End of day, anything you or your wife have in any assets should have the trust listed as a beneficiary as well (bank accounts, CD's, other investments), unless someone else who isn't listed in the trust as the primary executor is listed at the primary beneficiary in other capital assets.
In my fathers case, since my mom died, he listed me as a primary in their (my parents) family trust and took my mom off the trust (he updated it when he moved to NC, which was a little bit of a hassle due to some variances in different state laws).
If everything is listed in you and your wife's name and not the estate, it goes without saying that if either of you two are listed as an executor in the trust and one of you dies, any capital assets will inevitably go to the other via the trust, but by listing the trust as a beneficiary, this makes it painless and no questions asked.
I'm not a lawyer, but this is what our estate attorney told us.
Even my sons whole life insurance policy is being turned over to the family trust via beneficiary (son is listed as an executor, but not for another couple of decades to see how he plays out "life wise" now that he's 18).
Seems to be a lot of work to keep the legal system out when you die LOL
Thing is, my dad wasn't a wealthy man monetarily wise, but with him keeping his trust updated with no will, transferring what he had in his life to me was absolutely painless. You don't have to be rich to have a estate, but I will tell your our lawyer costs us $2,500, but to us for what we have worked for and now own, that money was well worth spending.
Never think about dying unexpectedly, but it can happen.
I would be careful with using only a Trust instead of a Will and Trust(s). A will is a catchall document that describes to the probate court what the various estate holdings are and might ever be and how to transfer the holdings in any of a number of events including incapacitation. Wills are crafted according to state of residency and should be periodically updated as state law changes. Trusts tend to be holders of very specific assets and come in both revocable and irrevocable and, I believe, apply only upon death of Trustor ( Trust creator ) OR at a pre defined time within the Trust. for example. I have set up Irrevocable Trusts for several nephews and they can see trust contents but can not access contents until they turn 55 years of age.

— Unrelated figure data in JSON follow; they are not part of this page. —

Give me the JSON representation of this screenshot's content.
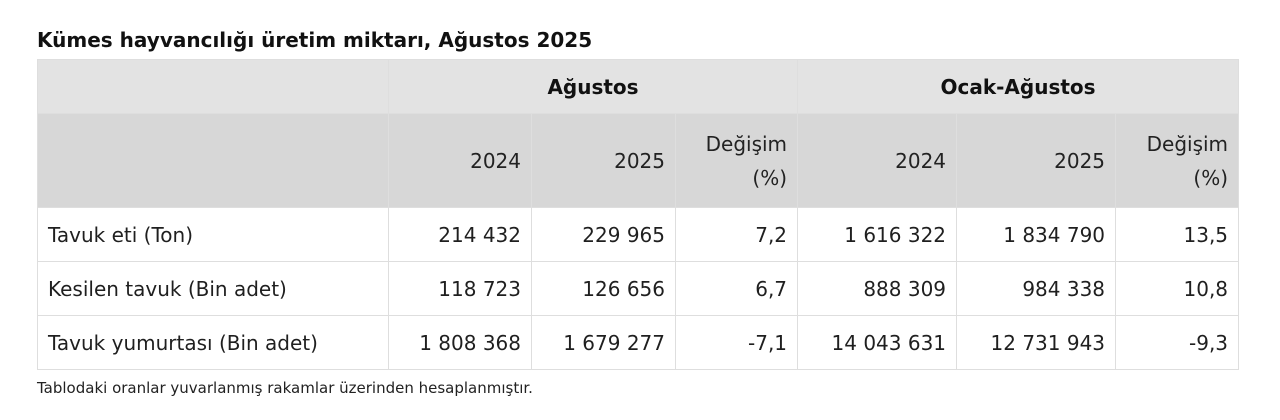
{
  "title": "Kümes hayvancılığı üretim miktarı, Ağustos 2025",
  "table": {
    "group_headers": [
      "Ağustos",
      "Ocak-Ağustos"
    ],
    "year_headers": [
      "2024",
      "2025",
      "Değişim (%)",
      "2024",
      "2025",
      "Değişim (%)"
    ],
    "rows": [
      {
        "label": "Tavuk eti (Ton)",
        "values": [
          "214 432",
          "229 965",
          "7,2",
          "1 616 322",
          "1 834 790",
          "13,5"
        ]
      },
      {
        "label": "Kesilen tavuk (Bin adet)",
        "values": [
          "118 723",
          "126 656",
          "6,7",
          "888 309",
          "984 338",
          "10,8"
        ]
      },
      {
        "label": "Tavuk yumurtası (Bin adet)",
        "values": [
          "1 808 368",
          "1 679 277",
          "-7,1",
          "14 043 631",
          "12 731 943",
          "-9,3"
        ]
      }
    ]
  },
  "note": "Tablodaki oranlar yuvarlanmış rakamlar üzerinden hesaplanmıştır."
}
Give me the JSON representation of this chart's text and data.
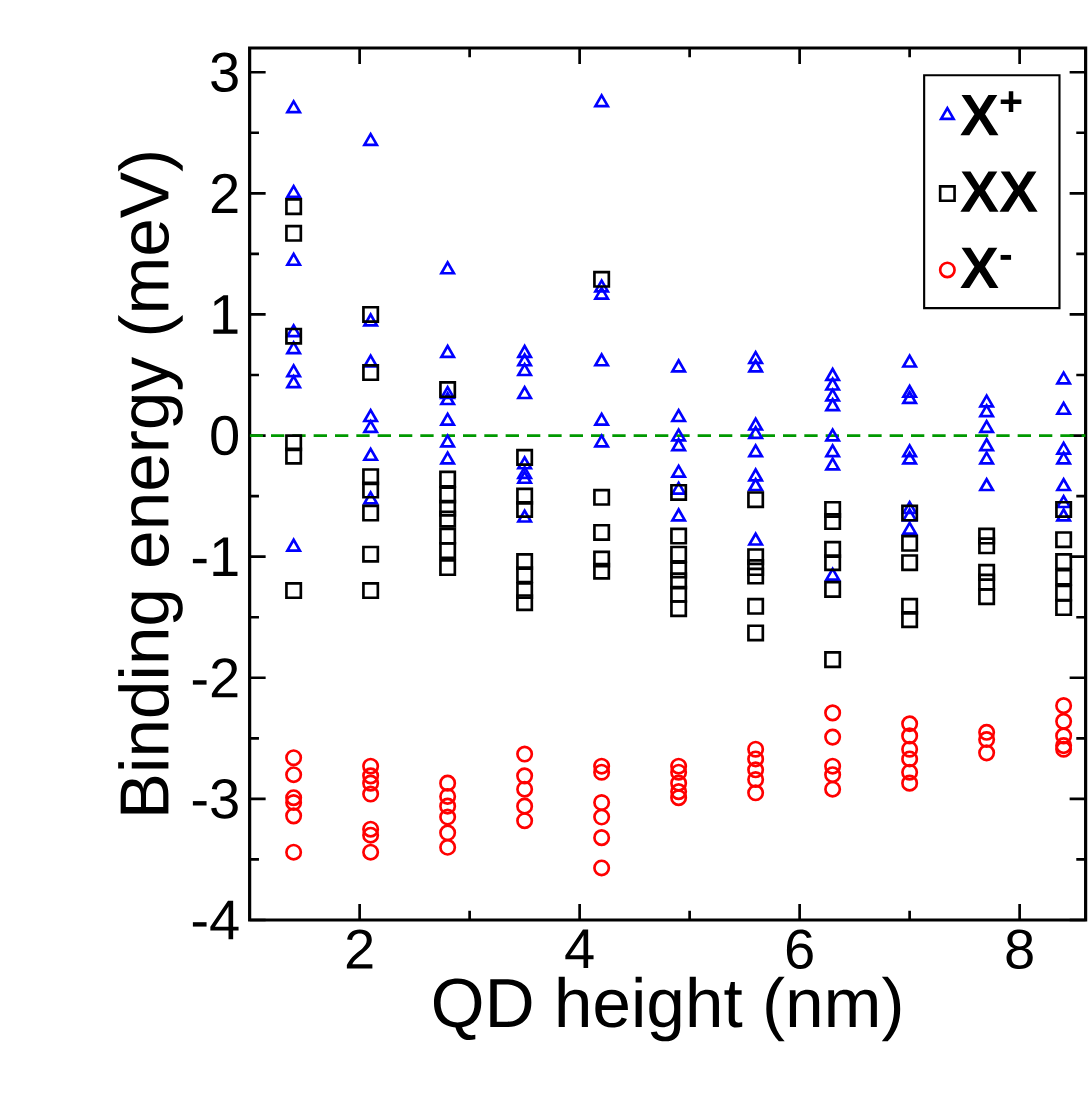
{
  "chart_data": {
    "type": "scatter",
    "xlabel": "QD height (nm)",
    "ylabel": "Binding energy (meV)",
    "xlim": [
      1,
      8.6
    ],
    "ylim": [
      -4,
      3.2
    ],
    "xticks": [
      2,
      4,
      6,
      8
    ],
    "yticks": [
      -4,
      -3,
      -2,
      -1,
      0,
      1,
      2,
      3
    ],
    "grid": false,
    "legend": "top right",
    "ref_lines": [
      {
        "axis": "y",
        "value": 0,
        "color": "#009900",
        "line_style": "dashed"
      }
    ],
    "series": [
      {
        "name": "X$^{+}$",
        "color": "#0000ff",
        "marker": "triangle",
        "x": [
          1.4,
          1.4,
          1.4,
          1.4,
          1.4,
          1.4,
          1.4,
          1.4,
          2.1,
          2.1,
          2.1,
          2.1,
          2.1,
          2.1,
          2.1,
          2.8,
          2.8,
          2.8,
          2.8,
          2.8,
          2.8,
          2.8,
          3.5,
          3.5,
          3.5,
          3.5,
          3.5,
          3.5,
          3.5,
          3.5,
          4.2,
          4.2,
          4.2,
          4.2,
          4.2,
          4.2,
          4.9,
          4.9,
          4.9,
          4.9,
          4.9,
          4.9,
          4.9,
          5.6,
          5.6,
          5.6,
          5.6,
          5.6,
          5.6,
          5.6,
          5.6,
          6.3,
          6.3,
          6.3,
          6.3,
          6.3,
          6.3,
          6.3,
          6.3,
          7.0,
          7.0,
          7.0,
          7.0,
          7.0,
          7.0,
          7.0,
          7.0,
          7.7,
          7.7,
          7.7,
          7.7,
          7.7,
          7.7,
          8.4,
          8.4,
          8.4,
          8.4,
          8.4,
          8.4,
          8.4
        ],
        "values": [
          2.7,
          2.0,
          1.44,
          0.85,
          0.71,
          0.52,
          0.43,
          -0.92,
          2.43,
          0.94,
          0.6,
          0.15,
          0.06,
          -0.17,
          -0.53,
          1.37,
          0.68,
          0.34,
          0.29,
          0.12,
          -0.06,
          -0.2,
          0.68,
          0.61,
          0.53,
          0.34,
          -0.24,
          -0.32,
          -0.36,
          -0.68,
          2.75,
          1.22,
          1.16,
          0.61,
          0.12,
          -0.06,
          0.56,
          0.15,
          -0.01,
          -0.09,
          -0.31,
          -0.45,
          -0.67,
          0.63,
          0.56,
          0.08,
          0.01,
          -0.14,
          -0.34,
          -0.42,
          -0.87,
          0.49,
          0.41,
          0.32,
          0.24,
          -0.01,
          -0.14,
          -0.25,
          -1.16,
          0.6,
          0.35,
          0.3,
          -0.14,
          -0.2,
          -0.61,
          -0.67,
          -0.78,
          0.27,
          0.19,
          0.06,
          -0.09,
          -0.2,
          -0.42,
          0.46,
          0.21,
          -0.12,
          -0.2,
          -0.42,
          -0.56,
          -0.67
        ]
      },
      {
        "name": "XX",
        "color": "#000000",
        "marker": "square",
        "x": [
          1.4,
          1.4,
          1.4,
          1.4,
          1.4,
          1.4,
          2.1,
          2.1,
          2.1,
          2.1,
          2.1,
          2.1,
          2.1,
          2.8,
          2.8,
          2.8,
          2.8,
          2.8,
          2.8,
          2.8,
          2.8,
          3.5,
          3.5,
          3.5,
          3.5,
          3.5,
          3.5,
          3.5,
          4.2,
          4.2,
          4.2,
          4.2,
          4.2,
          4.9,
          4.9,
          4.9,
          4.9,
          4.9,
          4.9,
          4.9,
          5.6,
          5.6,
          5.6,
          5.6,
          5.6,
          5.6,
          6.3,
          6.3,
          6.3,
          6.3,
          6.3,
          6.3,
          7.0,
          7.0,
          7.0,
          7.0,
          7.0,
          7.7,
          7.7,
          7.7,
          7.7,
          7.7,
          8.4,
          8.4,
          8.4,
          8.4,
          8.4,
          8.4
        ],
        "values": [
          1.89,
          1.67,
          0.82,
          -0.06,
          -0.17,
          -1.28,
          1.0,
          0.52,
          -0.34,
          -0.45,
          -0.64,
          -0.98,
          -1.28,
          0.38,
          -0.36,
          -0.49,
          -0.6,
          -0.69,
          -0.83,
          -0.95,
          -1.09,
          -0.18,
          -0.5,
          -0.61,
          -1.04,
          -1.15,
          -1.28,
          -1.38,
          1.29,
          -0.51,
          -0.8,
          -1.02,
          -1.12,
          -0.47,
          -0.83,
          -0.98,
          -1.11,
          -1.2,
          -1.31,
          -1.43,
          -0.53,
          -1.0,
          -1.09,
          -1.16,
          -1.41,
          -1.63,
          -0.61,
          -0.71,
          -0.94,
          -1.05,
          -1.27,
          -1.85,
          -0.64,
          -0.89,
          -1.05,
          -1.41,
          -1.52,
          -0.83,
          -0.91,
          -1.13,
          -1.21,
          -1.33,
          -0.61,
          -0.86,
          -1.04,
          -1.17,
          -1.3,
          -1.42
        ]
      },
      {
        "name": "X$^{-}$",
        "color": "#ff0000",
        "marker": "circle",
        "x": [
          1.4,
          1.4,
          1.4,
          1.4,
          1.4,
          1.4,
          2.1,
          2.1,
          2.1,
          2.1,
          2.1,
          2.1,
          2.1,
          2.8,
          2.8,
          2.8,
          2.8,
          2.8,
          2.8,
          3.5,
          3.5,
          3.5,
          3.5,
          3.5,
          4.2,
          4.2,
          4.2,
          4.2,
          4.2,
          4.2,
          4.9,
          4.9,
          4.9,
          4.9,
          4.9,
          5.6,
          5.6,
          5.6,
          5.6,
          5.6,
          6.3,
          6.3,
          6.3,
          6.3,
          6.3,
          7.0,
          7.0,
          7.0,
          7.0,
          7.0,
          7.0,
          7.7,
          7.7,
          7.7,
          8.4,
          8.4,
          8.4,
          8.4,
          8.4
        ],
        "values": [
          -2.66,
          -2.8,
          -2.99,
          -3.03,
          -3.14,
          -3.44,
          -2.73,
          -2.81,
          -2.87,
          -2.96,
          -3.25,
          -3.3,
          -3.44,
          -2.87,
          -2.98,
          -3.06,
          -3.15,
          -3.28,
          -3.4,
          -2.63,
          -2.81,
          -2.92,
          -3.06,
          -3.18,
          -2.73,
          -2.78,
          -3.03,
          -3.15,
          -3.32,
          -3.57,
          -2.73,
          -2.78,
          -2.87,
          -2.94,
          -2.99,
          -2.59,
          -2.67,
          -2.76,
          -2.84,
          -2.95,
          -2.29,
          -2.49,
          -2.73,
          -2.8,
          -2.92,
          -2.38,
          -2.48,
          -2.59,
          -2.67,
          -2.78,
          -2.87,
          -2.45,
          -2.51,
          -2.62,
          -2.23,
          -2.36,
          -2.48,
          -2.56,
          -2.59
        ]
      }
    ]
  }
}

An estate attorney is the best person for reviewing a person's present and expected future estate and then providing guidance on how best to protect the estate from government taxes, discretion, delays, etc and limiting the ability of any party from contesting the assets being transferred along with removing assets from public view.
The above may be even more important now that a number of states are considering wealth taxes, where the estate is looking for total assets both inside their state and outside their state. Probably illegal is contested in courts BUT never-the-less a possibility than could become extremely painful.
It is painful to work hard for many years all while paying income taxes and then get taxed again. That is why Money Walks from some states to other states.